While Google didn’t speak specifically about edge computing during its third-quarter earnings call, the company did discuss its Project Stream cloud gaming trials, which undoubtedly will rely on the edge to achieve the near non-existent latency levels needed to stream AAA video game titles via Chrome.
“…Having spent my life in computing, I was blown away by seeing our ability to stream a game which needs real-time interactions and to be able to do that from the cloud. And it's one of the most important technological advances I've seen in a while. And so, we are going to focus on that and make sure we're making progress there and bring our newer experiences for gamers,” said Google CEO Sundar Pichai.
Microsoft dedicated a portion of its third-quarter earnings call to talking up its Azure cloud platform and recently added capabilities around security and new workloads like IoT and edge AI. Microsoft CEO Satya Nadella said he sees a perceived advantage for his company in its hybrid architecture.

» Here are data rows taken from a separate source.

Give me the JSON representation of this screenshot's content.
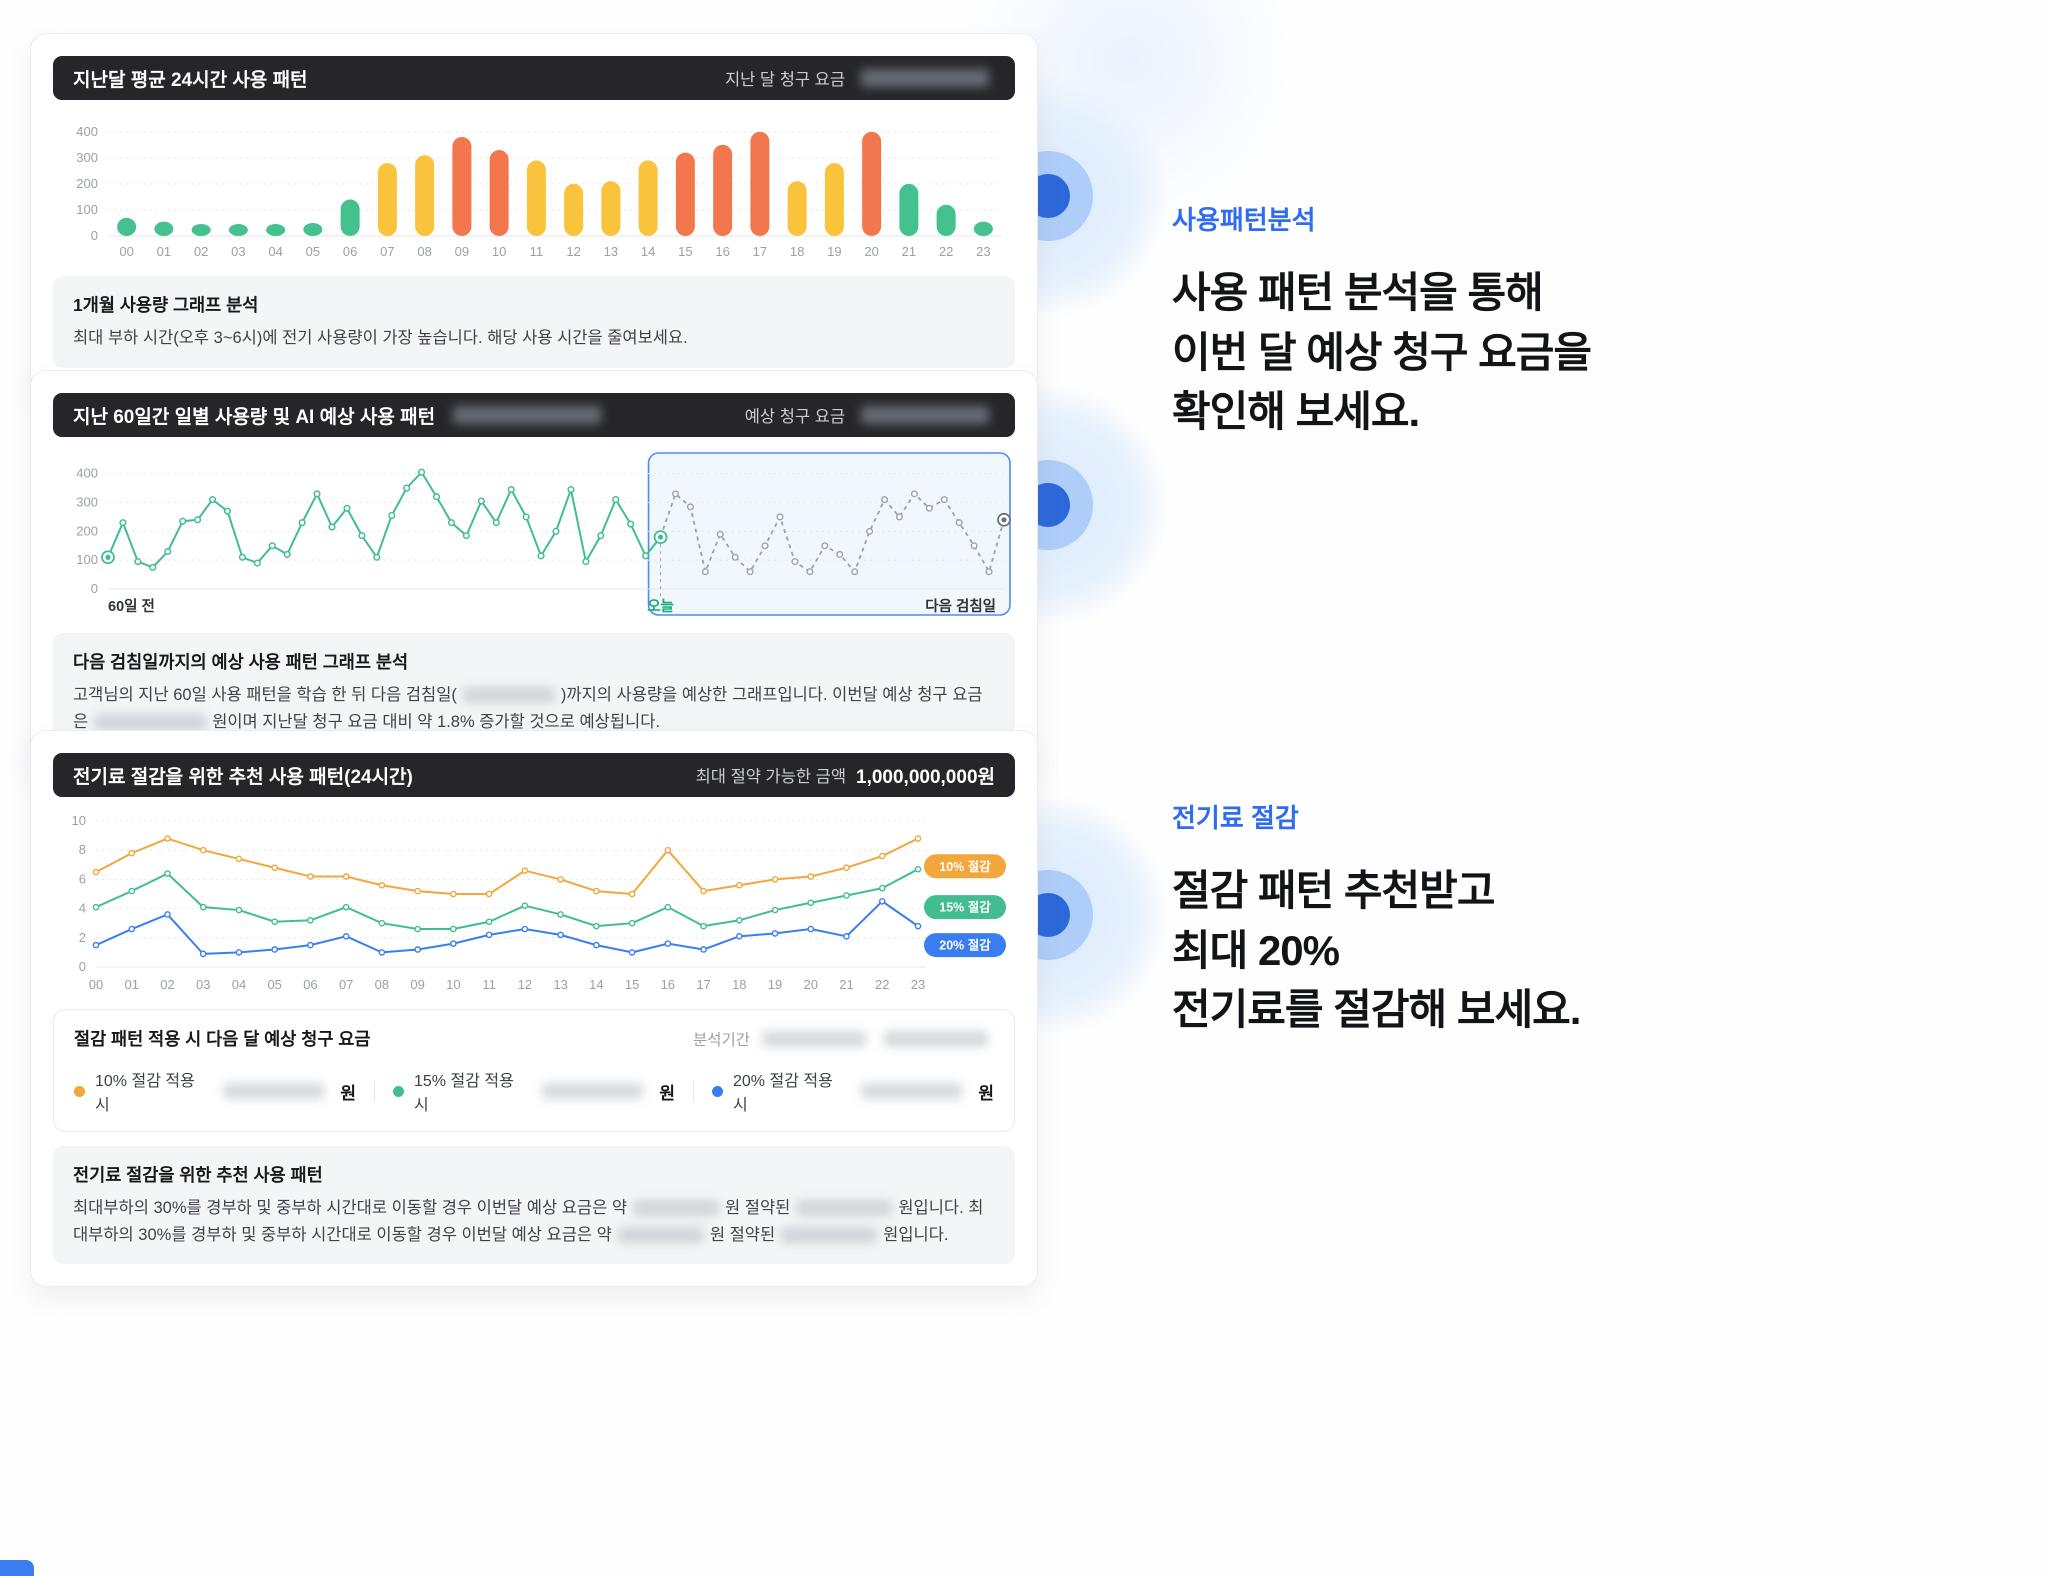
{
  "card1": {
    "header_title": "지난달 평균 24시간 사용 패턴",
    "header_right_label": "지난 달 청구 요금",
    "analysis_title": "1개월 사용량 그래프 분석",
    "analysis_body": "최대 부하 시간(오후 3~6시)에 전기 사용량이 가장 높습니다. 해당 사용 시간을 줄여보세요."
  },
  "card2": {
    "header_title": "지난 60일간 일별 사용량 및 AI 예상 사용 패턴",
    "header_right_label": "예상 청구 요금",
    "analysis_title": "다음 검침일까지의 예상 사용 패턴 그래프 분석",
    "body_part1": "고객님의 지난 60일 사용 패턴을 학습 한 뒤 다음 검침일(",
    "body_part2": ")까지의 사용량을 예상한 그래프입니다. 이번달 예상 청구 요금은",
    "body_part3": "원이며 지난달 청구 요금 대비 약 1.8% 증가할 것으로 예상됩니다."
  },
  "card3": {
    "header_title": "전기료 절감을 위한 추천 사용 패턴(24시간)",
    "header_right_label": "최대 절약 가능한 금액",
    "header_right_value": "1,000,000,000원",
    "billing_title": "절감 패턴 적용 시 다음 달 예상 청구 요금",
    "analysis_period_label": "분석기간",
    "legend": [
      {
        "label": "10% 절감 적용 시",
        "unit": "원",
        "color": "#f2a63b"
      },
      {
        "label": "15% 절감 적용 시",
        "unit": "원",
        "color": "#41bd8f"
      },
      {
        "label": "20% 절감 적용 시",
        "unit": "원",
        "color": "#3a7df0"
      }
    ],
    "analysis_title": "전기료 절감을 위한 추천 사용 패턴",
    "body_part1": "최대부하의 30%를 경부하 및 중부하 시간대로 이동할 경우 이번달 예상 요금은 약",
    "body_part2": "원 절약된",
    "body_part3": "원입니다. 최대부하의 30%를 경부하 및 중부하 시간대로 이동할 경우 이번달 예상 요금은 약",
    "body_part4": "원 절약된",
    "body_part5": "원입니다."
  },
  "right_panel": {
    "section1": {
      "eyebrow": "사용패턴분석",
      "headline": "사용 패턴 분석을 통해\n이번 달 예상 청구 요금을\n확인해 보세요."
    },
    "section2": {
      "eyebrow": "전기료 절감",
      "headline": "절감 패턴 추천받고\n최대 20%\n전기료를 절감해 보세요."
    }
  },
  "chart_data": [
    {
      "id": "hourly-bars",
      "type": "bar",
      "title": "지난달 평균 24시간 사용 패턴",
      "categories": [
        "00",
        "01",
        "02",
        "03",
        "04",
        "05",
        "06",
        "07",
        "08",
        "09",
        "10",
        "11",
        "12",
        "13",
        "14",
        "15",
        "16",
        "17",
        "18",
        "19",
        "20",
        "21",
        "22",
        "23"
      ],
      "values": [
        70,
        55,
        45,
        45,
        45,
        50,
        140,
        280,
        310,
        380,
        330,
        290,
        200,
        210,
        290,
        320,
        350,
        400,
        210,
        280,
        400,
        200,
        120,
        55
      ],
      "colors": [
        "#45c18f",
        "#45c18f",
        "#45c18f",
        "#45c18f",
        "#45c18f",
        "#45c18f",
        "#45c18f",
        "#f9c33c",
        "#f9c33c",
        "#f2764e",
        "#f2764e",
        "#f9c33c",
        "#f9c33c",
        "#f9c33c",
        "#f9c33c",
        "#f2764e",
        "#f2764e",
        "#f2764e",
        "#f9c33c",
        "#f9c33c",
        "#f2764e",
        "#45c18f",
        "#45c18f",
        "#45c18f"
      ],
      "ylim": [
        0,
        430
      ],
      "yticks": [
        0,
        100,
        200,
        300,
        400
      ],
      "xlabel": "",
      "ylabel": ""
    },
    {
      "id": "daily-60",
      "type": "line",
      "title": "지난 60일간 일별 사용량 및 AI 예상 사용 패턴",
      "ylim": [
        0,
        430
      ],
      "yticks": [
        0,
        100,
        200,
        300,
        400
      ],
      "actual": [
        110,
        230,
        95,
        75,
        130,
        235,
        240,
        310,
        270,
        110,
        90,
        150,
        120,
        230,
        330,
        215,
        280,
        185,
        110,
        255,
        350,
        405,
        320,
        230,
        185,
        305,
        230,
        345,
        250,
        115,
        200,
        345,
        95,
        185,
        310,
        225,
        115,
        180
      ],
      "forecast": [
        180,
        330,
        285,
        60,
        190,
        110,
        60,
        150,
        250,
        95,
        60,
        150,
        120,
        60,
        200,
        310,
        250,
        330,
        280,
        310,
        230,
        150,
        60,
        240
      ],
      "x_labels": {
        "left": "60일 전",
        "today": "오늘",
        "right": "다음 검침일"
      },
      "colors": {
        "actual": "#41bd8f",
        "forecast": "#9aa3ad",
        "box": "#4f8af5"
      }
    },
    {
      "id": "savings",
      "type": "line",
      "title": "전기료 절감을 위한 추천 사용 패턴(24시간)",
      "categories": [
        "00",
        "01",
        "02",
        "03",
        "04",
        "05",
        "06",
        "07",
        "08",
        "09",
        "10",
        "11",
        "12",
        "13",
        "14",
        "15",
        "16",
        "17",
        "18",
        "19",
        "20",
        "21",
        "22",
        "23"
      ],
      "ylim": [
        0,
        10
      ],
      "yticks": [
        0,
        2,
        4,
        6,
        8,
        10
      ],
      "series": [
        {
          "name": "10% 절감",
          "color": "#f2a63b",
          "badge_y": 6.9,
          "values": [
            6.5,
            7.8,
            8.8,
            8.0,
            7.4,
            6.8,
            6.2,
            6.2,
            5.6,
            5.2,
            5.0,
            5.0,
            6.6,
            6.0,
            5.2,
            5.0,
            8.0,
            5.2,
            5.6,
            6.0,
            6.2,
            6.8,
            7.6,
            8.8
          ]
        },
        {
          "name": "15% 절감",
          "color": "#41bd8f",
          "badge_y": 4.1,
          "values": [
            4.1,
            5.2,
            6.4,
            4.1,
            3.9,
            3.1,
            3.2,
            4.1,
            3.0,
            2.6,
            2.6,
            3.1,
            4.2,
            3.6,
            2.8,
            3.0,
            4.1,
            2.8,
            3.2,
            3.9,
            4.4,
            4.9,
            5.4,
            6.7
          ]
        },
        {
          "name": "20% 절감",
          "color": "#3a7df0",
          "badge_y": 1.5,
          "values": [
            1.5,
            2.6,
            3.6,
            0.9,
            1.0,
            1.2,
            1.5,
            2.1,
            1.0,
            1.2,
            1.6,
            2.2,
            2.6,
            2.2,
            1.5,
            1.0,
            1.6,
            1.2,
            2.1,
            2.3,
            2.6,
            2.1,
            4.5,
            2.8
          ]
        }
      ]
    }
  ]
}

“So, we don't think of hybrid as some stopgap as a move to the cloud. We think about it's the coming together of distributed computing where the cloud and the edge work together for not just the old workloads, but most importantly for new workloads. And that's where we are seeing some very significant good feedback loops and shaping even our future road map. And this is a place where we are leading,” said Nadella according to a Seeking Alpha transcript.
Nadella said that Microsoft is improving its capital efficiency by building an intelligent cloud, intelligent edge platform to span its Azure business along with the future of cloud gaming and what the company is doing at Microsoft 365 or Dynamics 365.